Tax Avoidance : A Blurred Line

Q&A Tax

Question :

Tom has made a capital gain on selling his property this year. He also had an unrealised capital loss on another asset. However, he wished to keep that asset. He engaged a sale of that asset and then immediately repurchased it back.  It would realise that capital loss and reduce assessable income for the year.  

What do you think of his conduct? Is it more like to be tax planning or tax avoidance?  


Answer :

Tax laws sometimes provide different outcomes for the same economic activity conducted in different ways, which encourages the development of aggressive schemes to exploit what may be unintended legal features. This has been described as tax avoidance and is based on exploiting tax laws in a manner that is not necessarily illegal. 

The anti-avoidance provisions of Part IVA of ITAA36 will apply where it appears that a taxpayer has entered into a scheme with the sole or dominant purpose of obtaining a tax benefit. 
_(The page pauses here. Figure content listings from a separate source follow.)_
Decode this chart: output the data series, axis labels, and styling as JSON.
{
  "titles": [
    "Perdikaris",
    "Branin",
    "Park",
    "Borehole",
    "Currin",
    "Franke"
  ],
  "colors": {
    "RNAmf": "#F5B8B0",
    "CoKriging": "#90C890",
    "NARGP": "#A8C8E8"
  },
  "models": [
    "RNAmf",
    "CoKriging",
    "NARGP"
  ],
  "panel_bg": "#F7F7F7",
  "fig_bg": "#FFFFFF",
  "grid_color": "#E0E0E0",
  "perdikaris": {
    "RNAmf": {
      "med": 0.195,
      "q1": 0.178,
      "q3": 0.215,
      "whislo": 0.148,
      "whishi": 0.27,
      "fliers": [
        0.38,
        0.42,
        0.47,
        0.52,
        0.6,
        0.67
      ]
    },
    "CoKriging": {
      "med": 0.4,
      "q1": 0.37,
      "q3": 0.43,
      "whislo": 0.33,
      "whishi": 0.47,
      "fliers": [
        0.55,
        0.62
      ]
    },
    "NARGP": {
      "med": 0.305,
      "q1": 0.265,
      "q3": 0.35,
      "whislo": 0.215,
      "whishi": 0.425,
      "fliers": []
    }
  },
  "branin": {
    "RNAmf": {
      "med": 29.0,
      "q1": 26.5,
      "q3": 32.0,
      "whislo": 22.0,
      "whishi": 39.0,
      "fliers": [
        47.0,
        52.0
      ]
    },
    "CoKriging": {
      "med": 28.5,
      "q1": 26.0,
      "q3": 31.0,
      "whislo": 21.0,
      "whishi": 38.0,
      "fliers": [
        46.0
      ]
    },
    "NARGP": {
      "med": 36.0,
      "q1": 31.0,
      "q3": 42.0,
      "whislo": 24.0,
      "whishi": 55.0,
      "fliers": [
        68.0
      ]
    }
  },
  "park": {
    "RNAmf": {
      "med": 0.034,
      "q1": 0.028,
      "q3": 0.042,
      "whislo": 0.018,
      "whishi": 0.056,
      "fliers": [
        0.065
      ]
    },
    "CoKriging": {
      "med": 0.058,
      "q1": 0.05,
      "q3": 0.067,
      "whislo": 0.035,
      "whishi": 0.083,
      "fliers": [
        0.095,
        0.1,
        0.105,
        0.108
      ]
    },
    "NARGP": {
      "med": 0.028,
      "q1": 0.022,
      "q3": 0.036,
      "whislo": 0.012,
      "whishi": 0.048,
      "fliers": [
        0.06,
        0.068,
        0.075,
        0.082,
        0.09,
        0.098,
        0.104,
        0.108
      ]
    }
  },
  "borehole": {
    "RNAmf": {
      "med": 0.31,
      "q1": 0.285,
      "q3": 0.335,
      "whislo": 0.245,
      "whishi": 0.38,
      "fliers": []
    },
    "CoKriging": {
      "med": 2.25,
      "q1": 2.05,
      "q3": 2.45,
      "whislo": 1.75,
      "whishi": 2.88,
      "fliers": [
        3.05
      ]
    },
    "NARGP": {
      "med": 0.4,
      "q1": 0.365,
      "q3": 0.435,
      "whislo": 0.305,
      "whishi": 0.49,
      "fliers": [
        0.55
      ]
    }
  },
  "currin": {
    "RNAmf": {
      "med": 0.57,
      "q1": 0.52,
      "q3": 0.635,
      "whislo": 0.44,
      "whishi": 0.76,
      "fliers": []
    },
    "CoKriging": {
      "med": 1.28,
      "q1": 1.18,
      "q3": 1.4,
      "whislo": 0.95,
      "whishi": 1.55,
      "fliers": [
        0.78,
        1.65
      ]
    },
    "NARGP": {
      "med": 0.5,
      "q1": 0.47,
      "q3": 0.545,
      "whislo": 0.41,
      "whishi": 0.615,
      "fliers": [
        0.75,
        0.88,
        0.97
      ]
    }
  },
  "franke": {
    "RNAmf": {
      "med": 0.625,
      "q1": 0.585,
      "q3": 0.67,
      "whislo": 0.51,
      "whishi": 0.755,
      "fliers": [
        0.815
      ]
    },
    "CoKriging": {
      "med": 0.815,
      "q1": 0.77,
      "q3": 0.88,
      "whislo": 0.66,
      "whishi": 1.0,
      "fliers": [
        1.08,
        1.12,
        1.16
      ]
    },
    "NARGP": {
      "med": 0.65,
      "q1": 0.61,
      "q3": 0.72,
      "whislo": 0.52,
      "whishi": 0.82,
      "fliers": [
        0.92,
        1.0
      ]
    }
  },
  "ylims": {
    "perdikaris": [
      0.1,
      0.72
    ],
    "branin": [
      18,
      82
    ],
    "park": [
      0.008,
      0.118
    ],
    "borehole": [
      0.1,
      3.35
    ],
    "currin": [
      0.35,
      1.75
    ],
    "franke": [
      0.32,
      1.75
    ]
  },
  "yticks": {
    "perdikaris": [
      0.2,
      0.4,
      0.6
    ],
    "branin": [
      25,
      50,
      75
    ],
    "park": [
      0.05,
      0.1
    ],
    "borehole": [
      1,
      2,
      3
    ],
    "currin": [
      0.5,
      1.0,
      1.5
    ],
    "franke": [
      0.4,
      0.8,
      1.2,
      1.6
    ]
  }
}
Penalties apply for those found to have entered into a scheme proven to fall under the antiavoidance provisions of ITAA36 (TAA, Schedule 1, ss. 284-140–284-160). 

In this case, this conduct and result was never the intention of the legislation, since the immediate repurchase means that Tom has enjoyed a reduction in assessable income while still holding that asset. There has been no economic loss to him and the sale and repurchase do not make commercial sense except for the tax benefit obtained.